Houve cortes de direitos e o mais corriqueiro foi o do vale-transporte (19%). O benefício mais valorizado foi o auxílio médico (77,8%). Novos benefícios passaram a ser reivindicados e recebidos durante a pandemia, dentre eles o apoio psicológico (14%), seguido por notebooks (11%) e auxílio financeiro para montar home-office (8%).

Desta forma, o trabalho remoto passou de aspiração para uma realidade longe do ideal.

A partir dos dados de uma pesquisa que envolveu 4.798 comentários de perfis de brasileiros no Twitter, Instagram, Facebook e comentários de portais de notícias, entre janeiro e outubro de 2020, identificamos que a satisfação com o trabalho remoto caiu de 71,3% para 45% a partir do momento em que a rotina se tornou permanente. 

As principais razões apontadas foram o excesso de jornada, o controle do tempo, disponibilidade para a empresa e ausência de desconexão.

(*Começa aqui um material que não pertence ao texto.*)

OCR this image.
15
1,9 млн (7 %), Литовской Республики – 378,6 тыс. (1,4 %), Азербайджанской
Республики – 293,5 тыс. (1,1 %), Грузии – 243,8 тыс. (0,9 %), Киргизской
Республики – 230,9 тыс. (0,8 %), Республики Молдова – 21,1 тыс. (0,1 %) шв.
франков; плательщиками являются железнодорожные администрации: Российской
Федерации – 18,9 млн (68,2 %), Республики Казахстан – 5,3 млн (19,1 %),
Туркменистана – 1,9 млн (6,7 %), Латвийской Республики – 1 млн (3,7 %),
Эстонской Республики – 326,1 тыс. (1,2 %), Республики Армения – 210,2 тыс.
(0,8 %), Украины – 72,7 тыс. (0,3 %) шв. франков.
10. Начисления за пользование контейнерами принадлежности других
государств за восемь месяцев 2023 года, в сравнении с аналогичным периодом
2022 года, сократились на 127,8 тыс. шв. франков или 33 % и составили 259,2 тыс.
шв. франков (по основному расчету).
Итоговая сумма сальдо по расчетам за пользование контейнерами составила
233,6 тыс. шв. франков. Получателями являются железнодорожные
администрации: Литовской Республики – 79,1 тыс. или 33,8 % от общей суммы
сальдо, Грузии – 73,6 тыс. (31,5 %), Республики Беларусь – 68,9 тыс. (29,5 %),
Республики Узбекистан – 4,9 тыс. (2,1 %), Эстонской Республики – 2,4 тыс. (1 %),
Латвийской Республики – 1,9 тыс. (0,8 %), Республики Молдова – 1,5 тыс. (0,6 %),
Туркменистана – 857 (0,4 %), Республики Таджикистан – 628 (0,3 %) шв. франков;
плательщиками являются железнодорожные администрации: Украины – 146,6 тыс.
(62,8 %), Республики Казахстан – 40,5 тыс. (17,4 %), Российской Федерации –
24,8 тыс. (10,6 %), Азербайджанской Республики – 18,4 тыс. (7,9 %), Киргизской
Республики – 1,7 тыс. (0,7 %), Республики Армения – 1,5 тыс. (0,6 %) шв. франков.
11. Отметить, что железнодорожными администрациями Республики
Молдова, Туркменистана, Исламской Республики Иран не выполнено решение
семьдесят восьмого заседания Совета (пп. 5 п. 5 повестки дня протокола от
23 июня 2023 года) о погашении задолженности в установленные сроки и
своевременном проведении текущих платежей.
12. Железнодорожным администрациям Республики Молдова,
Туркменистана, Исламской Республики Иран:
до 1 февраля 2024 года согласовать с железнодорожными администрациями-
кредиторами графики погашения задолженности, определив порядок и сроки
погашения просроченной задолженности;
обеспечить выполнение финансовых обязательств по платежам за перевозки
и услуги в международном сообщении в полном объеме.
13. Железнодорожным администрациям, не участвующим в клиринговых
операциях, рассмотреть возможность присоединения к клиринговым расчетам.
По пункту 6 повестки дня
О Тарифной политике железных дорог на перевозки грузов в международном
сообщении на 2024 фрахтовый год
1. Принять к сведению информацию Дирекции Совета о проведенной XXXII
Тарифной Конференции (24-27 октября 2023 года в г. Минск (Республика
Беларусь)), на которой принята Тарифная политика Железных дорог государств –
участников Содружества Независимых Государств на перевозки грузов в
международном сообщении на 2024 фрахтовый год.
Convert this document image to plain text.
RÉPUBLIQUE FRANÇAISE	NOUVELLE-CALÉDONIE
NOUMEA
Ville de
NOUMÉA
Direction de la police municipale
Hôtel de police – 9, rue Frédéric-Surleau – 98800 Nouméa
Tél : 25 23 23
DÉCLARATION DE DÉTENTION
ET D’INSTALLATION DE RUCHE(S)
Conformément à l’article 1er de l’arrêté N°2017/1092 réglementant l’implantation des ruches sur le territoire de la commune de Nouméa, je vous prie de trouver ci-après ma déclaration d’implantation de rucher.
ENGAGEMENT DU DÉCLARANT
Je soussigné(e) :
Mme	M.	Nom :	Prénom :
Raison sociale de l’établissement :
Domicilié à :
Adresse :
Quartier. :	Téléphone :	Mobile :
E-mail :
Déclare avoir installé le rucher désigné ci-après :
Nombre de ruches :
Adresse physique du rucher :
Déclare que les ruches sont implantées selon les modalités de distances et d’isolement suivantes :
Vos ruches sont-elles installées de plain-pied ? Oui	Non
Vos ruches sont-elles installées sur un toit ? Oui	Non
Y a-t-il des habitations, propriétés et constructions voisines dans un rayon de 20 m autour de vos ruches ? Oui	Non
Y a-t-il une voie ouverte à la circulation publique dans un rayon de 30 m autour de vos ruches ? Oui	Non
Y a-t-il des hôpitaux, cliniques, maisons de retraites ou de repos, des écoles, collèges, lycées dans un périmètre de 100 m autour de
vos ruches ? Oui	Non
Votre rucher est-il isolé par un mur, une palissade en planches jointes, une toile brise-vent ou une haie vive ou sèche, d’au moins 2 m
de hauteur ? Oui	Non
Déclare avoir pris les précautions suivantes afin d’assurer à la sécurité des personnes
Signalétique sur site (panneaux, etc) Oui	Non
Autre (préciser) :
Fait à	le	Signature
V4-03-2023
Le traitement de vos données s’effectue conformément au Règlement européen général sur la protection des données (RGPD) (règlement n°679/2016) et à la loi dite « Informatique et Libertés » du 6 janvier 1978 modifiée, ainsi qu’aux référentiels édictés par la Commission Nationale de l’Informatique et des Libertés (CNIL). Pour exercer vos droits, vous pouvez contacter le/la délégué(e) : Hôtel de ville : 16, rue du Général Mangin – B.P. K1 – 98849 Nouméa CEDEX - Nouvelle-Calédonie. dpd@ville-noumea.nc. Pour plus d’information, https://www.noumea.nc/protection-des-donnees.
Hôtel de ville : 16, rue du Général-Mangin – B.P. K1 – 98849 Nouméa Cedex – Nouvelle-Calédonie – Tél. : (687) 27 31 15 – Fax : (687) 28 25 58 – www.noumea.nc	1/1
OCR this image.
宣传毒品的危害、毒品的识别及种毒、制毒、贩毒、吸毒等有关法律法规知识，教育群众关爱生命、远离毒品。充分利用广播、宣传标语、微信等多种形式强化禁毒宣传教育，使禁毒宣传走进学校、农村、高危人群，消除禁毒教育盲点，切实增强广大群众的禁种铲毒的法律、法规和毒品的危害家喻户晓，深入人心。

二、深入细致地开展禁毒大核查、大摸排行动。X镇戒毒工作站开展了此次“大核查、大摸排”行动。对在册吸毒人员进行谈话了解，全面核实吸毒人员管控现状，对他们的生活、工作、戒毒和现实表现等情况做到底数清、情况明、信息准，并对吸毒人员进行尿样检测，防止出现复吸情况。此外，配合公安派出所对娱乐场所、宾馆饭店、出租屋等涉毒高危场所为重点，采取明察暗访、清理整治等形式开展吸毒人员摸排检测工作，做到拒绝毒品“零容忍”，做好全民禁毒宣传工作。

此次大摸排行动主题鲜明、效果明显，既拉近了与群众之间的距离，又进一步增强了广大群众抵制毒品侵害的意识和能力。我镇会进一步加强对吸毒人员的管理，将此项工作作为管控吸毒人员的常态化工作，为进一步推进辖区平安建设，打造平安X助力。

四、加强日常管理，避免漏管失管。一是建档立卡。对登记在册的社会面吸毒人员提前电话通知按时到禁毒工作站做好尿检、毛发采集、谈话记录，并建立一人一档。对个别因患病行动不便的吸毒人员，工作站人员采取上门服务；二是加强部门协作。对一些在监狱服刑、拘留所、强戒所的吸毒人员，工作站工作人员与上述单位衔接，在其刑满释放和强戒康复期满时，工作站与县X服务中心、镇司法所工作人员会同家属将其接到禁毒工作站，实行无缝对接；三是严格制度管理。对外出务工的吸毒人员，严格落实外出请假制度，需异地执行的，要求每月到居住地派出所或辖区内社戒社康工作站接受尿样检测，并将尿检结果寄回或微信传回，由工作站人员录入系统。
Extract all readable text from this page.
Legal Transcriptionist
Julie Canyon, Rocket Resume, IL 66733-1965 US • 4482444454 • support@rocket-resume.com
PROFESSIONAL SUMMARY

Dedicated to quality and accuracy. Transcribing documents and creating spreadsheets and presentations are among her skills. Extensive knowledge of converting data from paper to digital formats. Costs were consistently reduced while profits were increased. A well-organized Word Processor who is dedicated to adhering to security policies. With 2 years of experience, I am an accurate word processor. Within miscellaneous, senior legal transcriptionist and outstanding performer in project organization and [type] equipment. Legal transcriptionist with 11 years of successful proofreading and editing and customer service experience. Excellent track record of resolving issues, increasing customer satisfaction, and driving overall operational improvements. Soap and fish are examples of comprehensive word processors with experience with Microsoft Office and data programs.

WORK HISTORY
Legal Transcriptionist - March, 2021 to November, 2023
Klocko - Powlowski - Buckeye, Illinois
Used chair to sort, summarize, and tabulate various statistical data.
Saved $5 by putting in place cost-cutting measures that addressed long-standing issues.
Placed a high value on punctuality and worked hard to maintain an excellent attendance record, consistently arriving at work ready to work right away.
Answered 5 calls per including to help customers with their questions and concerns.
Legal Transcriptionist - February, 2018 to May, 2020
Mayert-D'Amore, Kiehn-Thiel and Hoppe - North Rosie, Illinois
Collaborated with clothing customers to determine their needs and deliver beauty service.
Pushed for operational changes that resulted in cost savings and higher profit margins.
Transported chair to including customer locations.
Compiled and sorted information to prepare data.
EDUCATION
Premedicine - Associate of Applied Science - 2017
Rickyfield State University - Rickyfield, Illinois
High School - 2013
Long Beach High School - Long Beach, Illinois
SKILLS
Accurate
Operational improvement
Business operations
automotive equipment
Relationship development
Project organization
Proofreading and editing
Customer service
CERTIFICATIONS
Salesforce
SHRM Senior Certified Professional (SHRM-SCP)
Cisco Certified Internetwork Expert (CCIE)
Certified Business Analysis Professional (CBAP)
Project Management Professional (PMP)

Outras razões também foram apontadas, dentre elas a distração do ambiente doméstico, infraestrutura inadequada que causava estresse e dores no corpo, solidão e falta da interação com os colegas de trabalho.

Esse novo cenário exigiu dos sindicatos criatividade no enfrentamento à situação, gerando novas demandas e reivindicações, além de novas estratégias de mobilização, temas que vamos abordar nos próximos artigos.

 Cacau Pereira é pesquisador do Instituto Brasileiro de Estudos Políticos e Sociais (IBEPS) e colabora com o Departamento de Formação do Sinditest-PR.